Great news, thank you. I will restart testing everything tomorrow.
In sort of related news - and if you've got time to explain - I've very briefly looked at the code changes but I still do not understand why this happens on Hadoop only?
The implementations are entirely separate although they do the same thing at a high level. Here the sampling process is different enough that it made a difference only in one place, even though both are sampling the same things.
This distributed/non-distributed distinction is historical; there are really two codebases here. This won't be carried forward in newer versions.
I understand now, thank you.

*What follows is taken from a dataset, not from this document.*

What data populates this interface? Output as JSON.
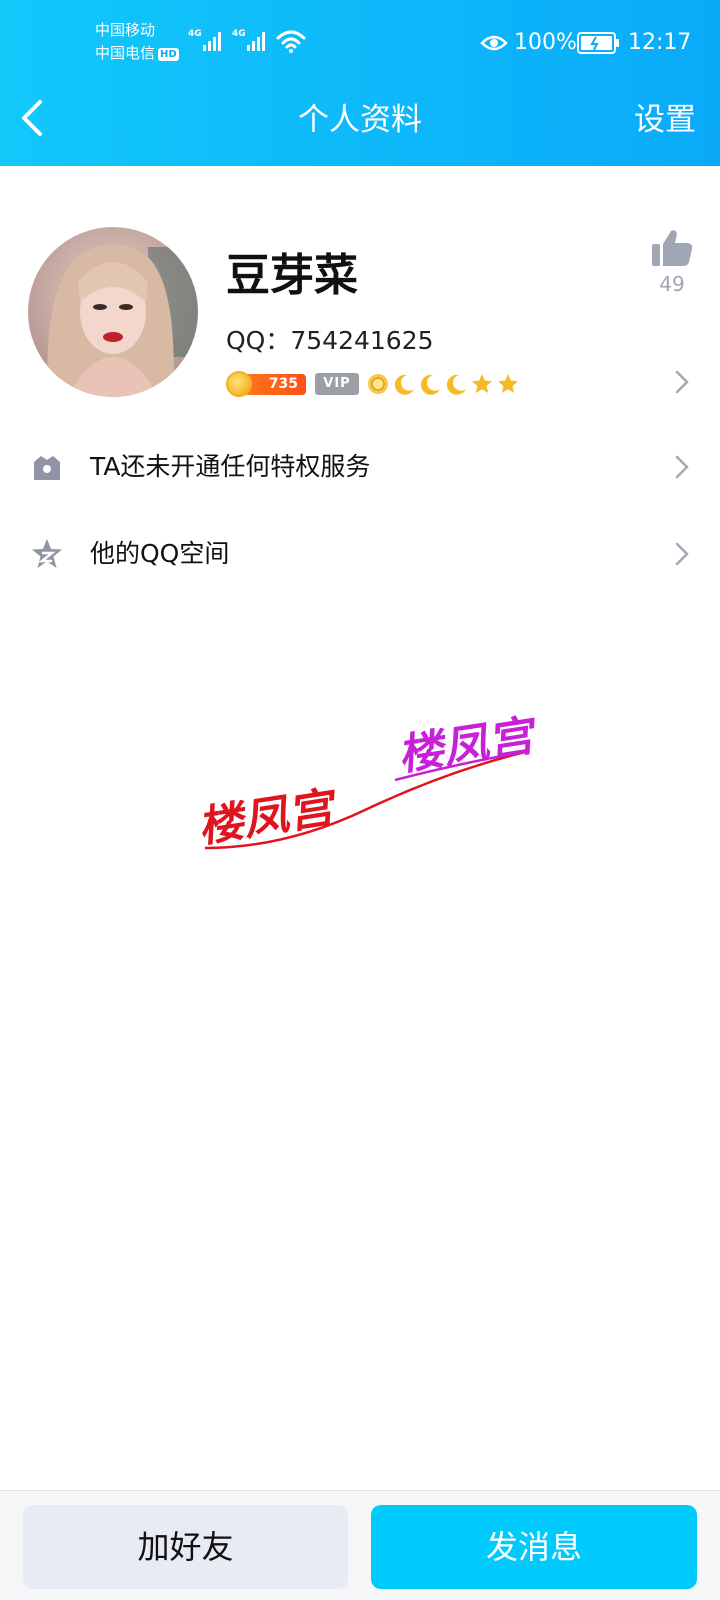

I will be running tests all day today on the Hadoop version and come back if there are any issues.
I am looking forward to see how this will scale, as my whole dataset has around 20 milion records; at this time I can't try it out as I do not have a Hadoop cluster (the company I work for will be able to give me some VMs only towards the end of January). (... I might be able to run this sooner on a Google compute API, but it's not sure).
Just to let you know the outcome of this, all of my tests yesterday with Hadoop, with various parameters, on the one month of searches dataset, went on fine.
I will not continue testing this further on the whole big dataset, as for the moment it looks like Hadoop is out of the picture, since I managed to get hold of a machine with 512GB of RAM which prooved up to the challange of running Oryx in memory. The dataset is 421MB, with roughly 20 million records, and it took just a few minutes to go through 29 iterations, so well done! Seemed like a big portion of time was spent writing the model (this is an SSD machine).
(I will continue further by looking at recommendations response times, how's that affected when I ingest users etc etc)
Thank you for the help with the bugs and all the explanations along the way.